We all ordered crab cakes and shrimp cocktail. Stone went with the New York strip, done “Pittsburgh” (charred on the outside, rare in the middle). “This is good,” Stone said biting into his steak. “When you’re with Gary Johnson, you’re eating at PF Changs or Outback. We’re very frugal with campaign cash.”
“What are you talking about?” Thorne said. “We eat at Chipowah, or whatever it’s called.”
“It’s Chipotle,” Stone said. “You know,” he said turning to me, “I kind of like Chipotle for lunch.”
I asked him how the convention was shaping up. “Too early to say,” he replied. Romney, in Stone’s view, is a weak candidate. “He just was stronger and had more staying power than anyone else. He had to the good fortune to run against Newt Gingrich, Rick Santorum, and Herman Cain. None of those guys were viable.” He said he was not at all impressed with the Romney campaign organization. “I see Fat John Sununu is back in the hierarchy. That’s a bad sign.”
Stone said Sununu, who was George H.W. Bush’s chief of staff, had pushed to raise taxes. “He’s not a conservative … I mean, John Sununu is a self-important bullshit artist.”
It wasn’t just Romney, or Ryan, or the state of the party that bothered him. On his birthday, Stone was feeling generally gloomy. “I think the country is in desperate trouble,” he said. “I hate to say I’m pessimistic, but I’m very pessimistic. The party that I once thought stood for individual liberty has morphed into the same party as the Democrats. They’re both big government, Wall Street–dominated parties. All the Wall Street guys went for Obama last time, and now they’re for Romney this time. It’s government by Goldman Sachs for Goldman Sachs.” He has no love for Obama, either. “Worse than Carter,” he declared. “Carter was a governor. At least he ran something in his life. This guy hasn’t even run a bath.”
Stone’s mood picked up when he recalled campaigns of the past. He was in Miami Beach in 1968 for Nixon’s nomination and again in 1972 for his reelection. “I did see the famous scene [in ‘72] when Sammy Davis hugged Nixon. And Nixon was completely unprepared and was like, who is this little black man? What are you doing? And Sammy Davis is saying, ‘this Dick Nixon is a groovy cat.’ It was very weird.”
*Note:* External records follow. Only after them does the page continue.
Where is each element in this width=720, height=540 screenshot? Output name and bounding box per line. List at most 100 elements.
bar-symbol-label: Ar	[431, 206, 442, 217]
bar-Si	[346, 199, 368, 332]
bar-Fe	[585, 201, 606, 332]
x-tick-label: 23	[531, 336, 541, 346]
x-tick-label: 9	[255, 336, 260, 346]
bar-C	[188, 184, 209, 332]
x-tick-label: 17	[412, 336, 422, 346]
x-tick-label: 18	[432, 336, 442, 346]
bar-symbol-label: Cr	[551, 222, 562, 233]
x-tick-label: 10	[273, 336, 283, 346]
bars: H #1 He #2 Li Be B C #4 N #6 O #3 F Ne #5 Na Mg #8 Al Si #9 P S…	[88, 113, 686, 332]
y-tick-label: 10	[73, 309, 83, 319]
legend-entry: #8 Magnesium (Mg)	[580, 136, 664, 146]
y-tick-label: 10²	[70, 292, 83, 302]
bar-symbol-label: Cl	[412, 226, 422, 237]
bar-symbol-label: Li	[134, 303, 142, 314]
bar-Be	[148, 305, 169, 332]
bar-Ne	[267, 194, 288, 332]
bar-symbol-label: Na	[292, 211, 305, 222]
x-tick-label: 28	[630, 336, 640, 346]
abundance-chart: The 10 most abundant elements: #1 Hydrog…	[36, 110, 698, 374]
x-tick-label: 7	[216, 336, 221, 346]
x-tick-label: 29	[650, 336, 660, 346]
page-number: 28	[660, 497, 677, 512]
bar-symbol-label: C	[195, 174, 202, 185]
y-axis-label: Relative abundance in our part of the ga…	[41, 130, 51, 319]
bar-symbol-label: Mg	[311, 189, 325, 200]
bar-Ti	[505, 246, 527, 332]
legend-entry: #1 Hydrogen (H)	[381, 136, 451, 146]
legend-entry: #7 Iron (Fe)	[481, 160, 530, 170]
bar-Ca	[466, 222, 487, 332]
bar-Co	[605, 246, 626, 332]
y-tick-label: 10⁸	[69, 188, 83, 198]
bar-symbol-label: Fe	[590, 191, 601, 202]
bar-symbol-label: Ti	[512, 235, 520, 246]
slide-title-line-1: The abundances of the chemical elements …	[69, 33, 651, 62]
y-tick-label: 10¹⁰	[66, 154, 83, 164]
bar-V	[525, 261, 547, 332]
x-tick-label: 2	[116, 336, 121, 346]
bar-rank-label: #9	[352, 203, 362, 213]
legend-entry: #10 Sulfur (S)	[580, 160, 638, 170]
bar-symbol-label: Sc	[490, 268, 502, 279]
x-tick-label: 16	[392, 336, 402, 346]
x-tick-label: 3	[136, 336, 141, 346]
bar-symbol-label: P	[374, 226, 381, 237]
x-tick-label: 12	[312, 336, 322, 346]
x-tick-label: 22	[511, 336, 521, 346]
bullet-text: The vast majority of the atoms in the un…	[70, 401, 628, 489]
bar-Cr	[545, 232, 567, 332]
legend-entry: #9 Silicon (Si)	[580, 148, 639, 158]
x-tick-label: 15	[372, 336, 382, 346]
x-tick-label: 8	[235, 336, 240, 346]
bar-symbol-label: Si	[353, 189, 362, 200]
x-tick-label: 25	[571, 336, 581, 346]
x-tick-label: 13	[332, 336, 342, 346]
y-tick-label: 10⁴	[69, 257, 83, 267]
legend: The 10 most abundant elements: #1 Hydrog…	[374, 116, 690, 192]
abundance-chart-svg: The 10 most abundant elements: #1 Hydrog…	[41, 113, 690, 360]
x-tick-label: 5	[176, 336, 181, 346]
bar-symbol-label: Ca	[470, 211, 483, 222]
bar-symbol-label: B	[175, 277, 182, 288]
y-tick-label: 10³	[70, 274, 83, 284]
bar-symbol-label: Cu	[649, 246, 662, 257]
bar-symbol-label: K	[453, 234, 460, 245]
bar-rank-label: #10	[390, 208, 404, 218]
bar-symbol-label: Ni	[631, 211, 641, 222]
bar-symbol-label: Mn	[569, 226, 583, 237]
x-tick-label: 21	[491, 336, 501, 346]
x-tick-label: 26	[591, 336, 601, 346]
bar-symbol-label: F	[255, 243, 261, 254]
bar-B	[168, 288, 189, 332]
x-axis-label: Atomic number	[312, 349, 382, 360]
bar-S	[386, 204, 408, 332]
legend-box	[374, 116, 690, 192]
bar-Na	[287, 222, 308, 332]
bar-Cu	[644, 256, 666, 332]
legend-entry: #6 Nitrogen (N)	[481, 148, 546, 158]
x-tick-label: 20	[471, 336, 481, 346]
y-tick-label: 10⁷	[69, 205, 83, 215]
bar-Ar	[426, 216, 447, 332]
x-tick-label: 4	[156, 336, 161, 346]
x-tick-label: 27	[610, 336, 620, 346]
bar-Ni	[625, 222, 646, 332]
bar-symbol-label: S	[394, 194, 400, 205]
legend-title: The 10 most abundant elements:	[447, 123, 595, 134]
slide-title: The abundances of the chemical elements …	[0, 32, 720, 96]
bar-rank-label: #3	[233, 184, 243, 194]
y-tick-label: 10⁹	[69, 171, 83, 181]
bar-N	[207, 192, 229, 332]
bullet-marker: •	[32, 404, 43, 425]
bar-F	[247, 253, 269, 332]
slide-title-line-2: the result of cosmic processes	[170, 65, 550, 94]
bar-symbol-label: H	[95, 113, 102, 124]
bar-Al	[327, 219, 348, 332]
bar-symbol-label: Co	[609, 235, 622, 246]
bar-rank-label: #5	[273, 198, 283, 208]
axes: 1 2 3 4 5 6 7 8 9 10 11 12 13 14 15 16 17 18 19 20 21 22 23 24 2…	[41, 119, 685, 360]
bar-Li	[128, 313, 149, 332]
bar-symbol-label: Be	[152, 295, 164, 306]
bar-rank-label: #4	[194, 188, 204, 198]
Stone said today’s Republican Party would be unrecognizable to Nixon, who after all, created the EPA and courted labor unions. Nixon is “rolling in his grave,” Stone stated. “It’s interesting, I am uncertain whether Nixon was pro-life or pro-choice. He told people different things.”
Stone thinks politics has gotten a lot less interesting since those Nixon days. For one, there are “fewer and fewer” dirty tricks. While the press jumped on Romney’s birther joke last week, he sees none of the subterfuge and mischief that defined the Nixonian scorched-earth politics. “They don’t [even] have any clean tricks,” he said of the Romney team. “I don’t know how you run a one-dimensional campaign.”
It was nearing 10 p.m. Stone was scheduled to meet Johnson at a party at the Cuban Club hosted by the American Conservative Union. There was a chance Johnson might be late because Fox News might be interviewing him. “Easy trade-off there,” Stone said, “a bunch of Republican hacks or a huge national audience.”
He got up and walked into the casino, carrying his steak in a Styrofoam box.